Shery Zarnegin and her team at Klockchain cleverly deployed technology to streamline and authenticate watch transactions beyond the listing models of legacy watch selling sites such as chrono24, and legacy auction houses, including eBay, which finally incorporated certain failsafe features into its sales model, which is ultimately a generalist online auction. According to Zarnegin, investors should focus on overlooked models that have valuable features such as complications and are available in limited quantities. Complications in the watch industry refer to functions in a mechanical watch that go beyond telling hours, minutes, seconds, and date. These can be chronographs that could be used to time events, perpetual calendars that self-adjust to different months, and repeaters that generate a mechanical chime to sounds off the time.

Unlike jewelry, investment watches are mostly valued for their functionality, but the brand and market demand are still important factors, explains Zarnegin. According to New York Times, Alex Williams, “next-generation collectors see old timepieces not just as a stylish way to dress up a T-shirt and jeans, but also as a hot new asset in their investment portfolios”.

Also, in the event of an economic downturn, fine watches may turn out to represent a safe-haven asset, like metals or gems, or art for investors looking to diversify or hedge their portfolios.

At auctions, “focus had been on contemporary watches, but tastes have changed and there is recognition that vintage watches are more collectable,” Thomas Perazzi, Head of Watches Phillips Asia said.  Zarnegin also points out that certain limited editions or watches that exhibit rare or unique features or meaningful collaborations are important for investor-collectors.  However, with certain brands or even lines in strong brands limited editions may not mean much.  In the 1980s Patek Philippe was more open to accommodating unique dials or hands for its loyal collectors. These features now command a great deal of money at auction.

Zarnegin explains that successful watch investors need to become technology savvy and embrace online auctions that avail them of broad buying options rather than relying on authorized dealers or watch brokers. Both tend to focus on selling their own portfolios rather than curating a true investment collection.
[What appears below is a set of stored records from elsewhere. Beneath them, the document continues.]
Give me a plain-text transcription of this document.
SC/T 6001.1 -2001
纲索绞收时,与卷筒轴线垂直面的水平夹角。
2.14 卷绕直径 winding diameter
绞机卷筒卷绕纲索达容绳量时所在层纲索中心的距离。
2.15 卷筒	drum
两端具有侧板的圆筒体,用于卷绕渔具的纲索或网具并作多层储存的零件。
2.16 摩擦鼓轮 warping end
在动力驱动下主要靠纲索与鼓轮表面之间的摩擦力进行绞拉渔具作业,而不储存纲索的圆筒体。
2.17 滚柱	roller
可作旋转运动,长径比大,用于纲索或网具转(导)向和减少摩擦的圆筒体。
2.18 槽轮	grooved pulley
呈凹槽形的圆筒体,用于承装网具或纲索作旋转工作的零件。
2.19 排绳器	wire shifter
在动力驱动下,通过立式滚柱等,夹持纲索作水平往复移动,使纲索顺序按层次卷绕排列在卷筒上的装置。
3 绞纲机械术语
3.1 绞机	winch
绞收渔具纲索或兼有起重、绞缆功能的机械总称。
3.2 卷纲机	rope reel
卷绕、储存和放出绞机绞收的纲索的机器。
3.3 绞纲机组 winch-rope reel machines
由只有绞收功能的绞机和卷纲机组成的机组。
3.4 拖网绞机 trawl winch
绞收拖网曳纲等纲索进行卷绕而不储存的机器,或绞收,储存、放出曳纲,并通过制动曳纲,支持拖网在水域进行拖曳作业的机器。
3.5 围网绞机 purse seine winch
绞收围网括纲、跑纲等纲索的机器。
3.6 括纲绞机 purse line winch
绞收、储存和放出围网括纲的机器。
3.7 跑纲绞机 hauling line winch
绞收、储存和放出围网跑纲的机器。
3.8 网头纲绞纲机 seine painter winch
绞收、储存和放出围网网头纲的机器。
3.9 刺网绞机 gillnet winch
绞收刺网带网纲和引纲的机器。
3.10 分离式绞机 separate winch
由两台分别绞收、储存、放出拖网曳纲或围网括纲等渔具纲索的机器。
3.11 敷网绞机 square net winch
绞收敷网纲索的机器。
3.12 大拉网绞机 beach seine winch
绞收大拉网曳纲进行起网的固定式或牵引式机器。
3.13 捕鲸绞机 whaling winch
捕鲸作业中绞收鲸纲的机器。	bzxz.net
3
London’s The Week explains, “with interest rates showing no signs of improving, investors’ options are limited to only a few avenues which will prove beneficial in the long term, said Joseph McKenzie, founder of pre-owned luxury site Xupes.” Property, collectable cars, wine and art are all viable options for investors looking to augment a conventional portfolio.  However, horological instruments such as vintage Rolex and Patek Philippe watches are more portable and may offer greater long-term appreciation.

Buffett is a value investor and his holding company, Berkshire Hathaway, avoids hype, volatile markets, and technologies that are ever so evolving. Instead, it has invested in powerhouse brands such as Coca Cola, Disney, Chevron, American Express, etc. In the same fashion, Buffett would likely be buying vintage Rolex (perhaps not Paul Newman Daytona watches, which are in overdrive demand just as Patek’s Nautilus line).  My advice to watch investors is to do the same, says Zarnegin.
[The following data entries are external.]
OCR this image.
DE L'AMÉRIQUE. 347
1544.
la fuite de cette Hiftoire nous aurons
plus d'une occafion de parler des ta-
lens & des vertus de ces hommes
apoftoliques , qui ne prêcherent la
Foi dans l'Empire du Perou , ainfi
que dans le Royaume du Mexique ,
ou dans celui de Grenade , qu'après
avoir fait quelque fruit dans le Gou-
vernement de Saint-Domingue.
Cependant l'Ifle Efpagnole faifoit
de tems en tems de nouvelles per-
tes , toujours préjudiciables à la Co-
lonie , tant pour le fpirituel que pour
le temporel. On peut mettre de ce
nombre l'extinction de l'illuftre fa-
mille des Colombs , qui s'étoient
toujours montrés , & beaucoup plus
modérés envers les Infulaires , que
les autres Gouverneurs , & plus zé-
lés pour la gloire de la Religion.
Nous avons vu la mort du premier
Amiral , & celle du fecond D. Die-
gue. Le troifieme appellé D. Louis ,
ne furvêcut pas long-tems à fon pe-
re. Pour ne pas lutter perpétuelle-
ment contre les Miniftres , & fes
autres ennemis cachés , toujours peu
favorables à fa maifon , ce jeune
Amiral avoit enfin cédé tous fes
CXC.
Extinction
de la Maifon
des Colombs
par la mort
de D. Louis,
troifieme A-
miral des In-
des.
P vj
More likely, observes Zarnegin, the Sage of Omaha would be acquiring or taking an equity position in the brands/manufacturers themselves or the holding companies that own them.  These might be independent giants such as Patek Philippe and Rolex or holding companies such as Swatch or Richemont.

According to a recent issue of Rolex magazine, Warren Buffett is a big fan of Rolex and has been wearing his Rolex Day-Date for many years. Buffett was once asked what he thought of Rolex as a company and if he would ever be interested in purchasing Rolex. Buffett responded by saying:

“Luxury watchmakers such as Geneva-based Rolex are great companies. They know my phone number, but they haven’t called.”